FROM ./gemma-4-31B-it-UD-IQ3_XXS.gguf
PARAMETER num_ctx 12288
PARAMETER num_batch 96
PARAMETER num_gpu 60
PARAMETER temperature 1.0
PARAMETER top_p 0.95
PARAMETER top_k 64
Recommended environment:
sudo sysctl iogpu.wired_limit_mb=24000
launchctl setenv OLLAMA_FLASH_ATTENTION "1"
launchctl setenv OLLAMA_KV_CACHE_TYPE "q8_0"
launchctl setenv OLLAMA_CONTEXT_LENGTH "12288"
launchctl setenv OLLAMA_KEEP_ALIVE "10m"
This is more aggressive. It may be useful for focused LLM sessions, but I would not use it while doing normal development work.
How to verify what is happening
After running the model, check:
ollama ps
This shows whether the model is loaded and how it is using the available processors.
To inspect logs:
grep -iE "offload|layers|gpu|metal|memory" ~/.ollama/logs/server.log | tail -n 80
Look for messages indicating how many layers were offloaded to the GPU.
For example:
offloaded 55/60 layers to GPU
That confirms that num_gpu 55 is actually being applied.
Troubleshooting instability
If Ollama crashes or the Mac becomes sluggish, reduce parameters in this order.
First reduce num_batch:
64 -> 32
Then reduce num_ctx:
8192 -> 6144
Then reduce num_gpu:
55 -> 50
Finally reduce the wired memory limit:
22000 -> 20000
A stable machine is more useful than a theoretical maximum configuration that crashes during real work.
About Metal crashes
During experimentation, one possible failure mode is a Metal backend crash, with logs similar to:
ggml-metal-device.m:608: GGML_ASSERT([rsets->data count] == 0) failed
panic during panic
When this happens, it is often better to reset the setup rather than keep pushing the same configuration.

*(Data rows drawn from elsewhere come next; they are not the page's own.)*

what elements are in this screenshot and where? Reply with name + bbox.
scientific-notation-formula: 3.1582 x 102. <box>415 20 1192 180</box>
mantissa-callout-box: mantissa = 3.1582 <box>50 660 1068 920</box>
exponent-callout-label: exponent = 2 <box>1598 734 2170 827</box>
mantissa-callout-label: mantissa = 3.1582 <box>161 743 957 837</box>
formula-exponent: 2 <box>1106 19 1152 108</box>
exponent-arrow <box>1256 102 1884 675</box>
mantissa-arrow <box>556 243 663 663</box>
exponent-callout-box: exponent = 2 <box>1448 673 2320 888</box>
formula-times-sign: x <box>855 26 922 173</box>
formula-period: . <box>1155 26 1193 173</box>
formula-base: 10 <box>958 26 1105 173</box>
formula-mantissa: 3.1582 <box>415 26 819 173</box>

A practical recovery sequence is:
killall Ollama
killall ollama
launchctl unsetenv OLLAMA_FLASH_ATTENTION
launchctl unsetenv OLLAMA_KV_CACHE_TYPE
launchctl unsetenv OLLAMA_CONTEXT_LENGTH
sudo sysctl iogpu.wired_limit_mb=20000
Then reboot the Mac and restart from a conservative profile.
Final recommendation
For a 32 GB M5 Mac that should remain useful as a normal workstation, I would use this:
sudo sysctl iogpu.wired_limit_mb=22000
launchctl setenv OLLAMA_FLASH_ATTENTION "1"
launchctl setenv OLLAMA_KV_CACHE_TYPE "q8_0"
launchctl setenv OLLAMA_CONTEXT_LENGTH "8192"
launchctl setenv OLLAMA_KEEP_ALIVE "5m"
And this Modelfile:
FROM ./gemma-4-31B-it-UD-IQ3_XXS.gguf
PARAMETER num_ctx 8192
PARAMETER num_batch 64
PARAMETER num_gpu 55
PARAMETER temperature 1.0
PARAMETER top_p 0.95
PARAMETER top_k 64
This is not the most extreme configuration. It is the one I would actually want to use.
It gives enough context for serious work, enough GPU offload for acceptable performance, and enough memory headroom to keep the Mac usable while doing other things.
That is usually the sweet spot for local LLMs: not maximum throughput, but sustainable performance.